The 2020 Provincial Governance and Public Administration Performance Index has seen some improvements and changes amid the ongoing pandemic. Dang Hoang Giang, deputy director of the Centre for Community Support and Development Studies – a collaborator in the research – discussed with VIR’s Bich Thuy the highlights and expectations in the upcoming index, driven by the new leadership.
In its 12-year history, the Provincial Governance and Public Administration Performance Index (PAPI) programme has witnessed plenty of evolution. What is the current status of the 2020 Index?
|Dang Hoang Giang, deputy director of the Centre for Community Support and Development Studies – a collaborator in the research |
In the past, cities and provinces in the south often led the PAPI index. However, the trend seemed to cease as the 2020 PAPI saw many those in northern and central regions named at the top of the list.
As seen in PAPI 2020, there are some sad changes. Hanoi is in the group of cities and provinces with low ranking despite strong effort from local authorities. Elsewhere, Danang dropped to the bottom-line group, even though it topped the list in the earlier years of the index.

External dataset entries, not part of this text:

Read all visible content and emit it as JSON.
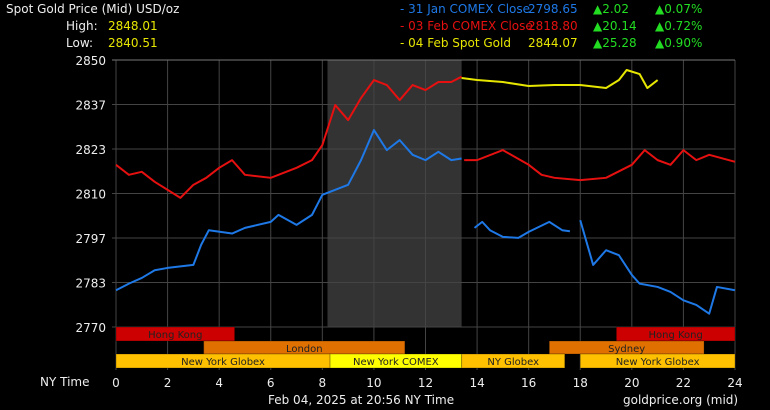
{
  "header": {
    "title": "Spot Gold Price (Mid) USD/oz",
    "high_label": "High:",
    "high_value": "2848.01",
    "low_label": "Low:",
    "low_value": "2840.51"
  },
  "legend": [
    {
      "label": "- 31 Jan COMEX Close",
      "price": "2798.65",
      "change": "▲2.02",
      "pct": "▲0.07%",
      "color": "#1e78e6"
    },
    {
      "label": "- 03 Feb COMEX Close",
      "price": "2818.80",
      "change": "▲20.14",
      "pct": "▲0.72%",
      "color": "#e61010"
    },
    {
      "label": "- 04 Feb Spot Gold",
      "price": "2844.07",
      "change": "▲25.28",
      "pct": "▲0.90%",
      "color": "#e6e600"
    }
  ],
  "footer": {
    "timestamp": "Feb 04, 2025 at 20:56 NY Time",
    "source": "goldprice.org (mid)",
    "x_axis_label": "NY Time"
  },
  "chart_data": {
    "type": "line",
    "xlim": [
      0,
      24
    ],
    "ylim": [
      2770,
      2850
    ],
    "x_ticks": [
      0,
      2,
      4,
      6,
      8,
      10,
      12,
      14,
      16,
      18,
      20,
      22,
      24
    ],
    "y_ticks": [
      "2850",
      "2837",
      "2823",
      "2810",
      "2797",
      "2783",
      "2770"
    ],
    "grid": true,
    "comex_shaded_hours": [
      8.2,
      13.4
    ],
    "series": [
      {
        "name": "31 Jan COMEX Close",
        "color": "#1e78e6",
        "segments": [
          [
            [
              0,
              2781
            ],
            [
              0.5,
              2783
            ],
            [
              1,
              2784.7
            ],
            [
              1.5,
              2787
            ],
            [
              2,
              2787.7
            ],
            [
              3,
              2788.6
            ],
            [
              3.3,
              2794.6
            ],
            [
              3.6,
              2799
            ],
            [
              4.5,
              2798
            ],
            [
              5,
              2799.7
            ],
            [
              6,
              2801.5
            ],
            [
              6.3,
              2803.6
            ],
            [
              7,
              2800.6
            ],
            [
              7.6,
              2803.6
            ],
            [
              8,
              2809.6
            ],
            [
              9,
              2812.6
            ],
            [
              9.5,
              2820
            ],
            [
              10,
              2829
            ],
            [
              10.5,
              2823
            ],
            [
              11,
              2826
            ],
            [
              11.5,
              2821.6
            ],
            [
              12,
              2820
            ],
            [
              12.5,
              2822.5
            ],
            [
              13,
              2820
            ],
            [
              13.4,
              2820.5
            ]
          ],
          [
            [
              13.9,
              2799.7
            ],
            [
              14.2,
              2801.5
            ],
            [
              14.5,
              2799
            ],
            [
              15,
              2797
            ],
            [
              15.6,
              2796.7
            ],
            [
              16,
              2798.5
            ],
            [
              16.8,
              2801.5
            ],
            [
              17.3,
              2799
            ],
            [
              17.6,
              2798.7
            ]
          ],
          [
            [
              18,
              2802
            ],
            [
              18.5,
              2788.6
            ],
            [
              19,
              2793
            ],
            [
              19.5,
              2791.5
            ],
            [
              20,
              2785.6
            ],
            [
              20.3,
              2783
            ],
            [
              21,
              2782
            ],
            [
              21.5,
              2780.5
            ],
            [
              22,
              2778
            ],
            [
              22.5,
              2776.6
            ],
            [
              23,
              2774
            ],
            [
              23.3,
              2782
            ],
            [
              24,
              2781
            ]
          ]
        ]
      },
      {
        "name": "03 Feb COMEX Close",
        "color": "#e61010",
        "segments": [
          [
            [
              0,
              2818.6
            ],
            [
              0.5,
              2815.6
            ],
            [
              1,
              2816.5
            ],
            [
              1.5,
              2813.5
            ],
            [
              2.5,
              2808.7
            ],
            [
              3,
              2812.6
            ],
            [
              3.5,
              2814.7
            ],
            [
              4,
              2817.7
            ],
            [
              4.5,
              2820
            ],
            [
              5,
              2815.6
            ],
            [
              6,
              2814.7
            ],
            [
              7,
              2817.7
            ],
            [
              7.6,
              2820
            ],
            [
              8,
              2824.5
            ],
            [
              8.5,
              2836.5
            ],
            [
              9,
              2832
            ],
            [
              9.5,
              2838.6
            ],
            [
              10,
              2844
            ],
            [
              10.5,
              2842.5
            ],
            [
              11,
              2838
            ],
            [
              11.5,
              2842.5
            ],
            [
              12,
              2841
            ],
            [
              12.5,
              2843.4
            ],
            [
              13,
              2843.4
            ],
            [
              13.4,
              2845
            ]
          ],
          [
            [
              13.5,
              2820
            ],
            [
              14,
              2820
            ],
            [
              15,
              2823
            ],
            [
              16,
              2818.6
            ],
            [
              16.5,
              2815.6
            ],
            [
              17,
              2814.7
            ],
            [
              18,
              2814
            ],
            [
              19,
              2814.7
            ],
            [
              20,
              2818.6
            ],
            [
              20.5,
              2823
            ],
            [
              21,
              2820
            ],
            [
              21.5,
              2818.6
            ],
            [
              22,
              2823
            ],
            [
              22.5,
              2820
            ],
            [
              23,
              2821.6
            ],
            [
              24,
              2819.5
            ]
          ]
        ]
      },
      {
        "name": "04 Feb Spot Gold",
        "color": "#e6e600",
        "segments": [
          [
            [
              13.4,
              2844.6
            ],
            [
              14,
              2844
            ],
            [
              15,
              2843.4
            ],
            [
              16,
              2842.2
            ],
            [
              17,
              2842.5
            ],
            [
              18,
              2842.5
            ],
            [
              19,
              2841.6
            ],
            [
              19.5,
              2844
            ],
            [
              19.8,
              2847
            ],
            [
              20.3,
              2845.8
            ],
            [
              20.6,
              2841.6
            ],
            [
              21,
              2844
            ]
          ]
        ]
      }
    ],
    "sessions": [
      {
        "label": "Hong Kong",
        "row": 0,
        "start": 0,
        "end": 4.6,
        "color": "#cc0000"
      },
      {
        "label": "Hong Kong",
        "row": 0,
        "start": 19.4,
        "end": 24,
        "color": "#cc0000"
      },
      {
        "label": "London",
        "row": 1,
        "start": 3.4,
        "end": 11.2,
        "color": "#e07000"
      },
      {
        "label": "Sydney",
        "row": 1,
        "start": 16.8,
        "end": 22.8,
        "color": "#e07000"
      },
      {
        "label": "New York Globex",
        "row": 2,
        "start": 0,
        "end": 8.3,
        "color": "#ffc000"
      },
      {
        "label": "New York COMEX",
        "row": 2,
        "start": 8.3,
        "end": 13.4,
        "color": "#ffff00"
      },
      {
        "label": "NY Globex",
        "row": 2,
        "start": 13.4,
        "end": 17.4,
        "color": "#ffc000"
      },
      {
        "label": "New York Globex",
        "row": 2,
        "start": 18,
        "end": 24,
        "color": "#ffc000"
      }
    ]
  }
}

One highlight is that some central provinces like Quang Ngai, Quang Binh, Quang Tri, and Nghe An are maintaining their high rankings over many years.
In PAPI 2020, Quang Ninh made impressive results in varied dimensions from the economy and public administration to vertical accountability towards citizens and others.
During 2020, COVID-19 caused serious impacts in all socioeconomic aspects. Did the pandemic affect the accuracy and assessment of the research?
Provincial governance and public administration was not affected by the pandemic as much as economic sectors were. PAPI focused on transparency and corruption, administrative procedures, and public services, which were not hit. Some dimensions like healthcare and education were little affected. Fortunately, COVID-19 has been controlled successfully here.
We interviewed 14,000-15,000 citizens nationwide, which experts say is a large enough figure to ensure the quality of the PAPI database. So for years, the quality and the results have remained stable.
The PAPI index has created great changes in the performance of state organs. How does the ranking of localities into groups rather than single ratings help in this regard?
We do not want to create an achievement run with this kind of ranking. With the division into groups, we want to prompt cities and provinces to race against themselves by looking thoroughly into dimensions to improve them year-by-year. Other contests may have specific rankings, but many of them focus on a narrow set of factors, while PAPI has over 120 indicators to take into account.
Vietnam’s new leadership has been inaugurated. What are your expectations for the upcoming PAPI index, and what are the grounds for this?
The government, led by the former prime minister, said that there has been a modest improvement of 1-2 per cent annually in the PAPI index. With the new leadership, we hope that the uptrend will continue and reach at least 3-4 per cent.
It is too early to say which provinces and cities will perform better in the upcoming PAPI index, but we do hope the growth momentum remains in the gun barrel.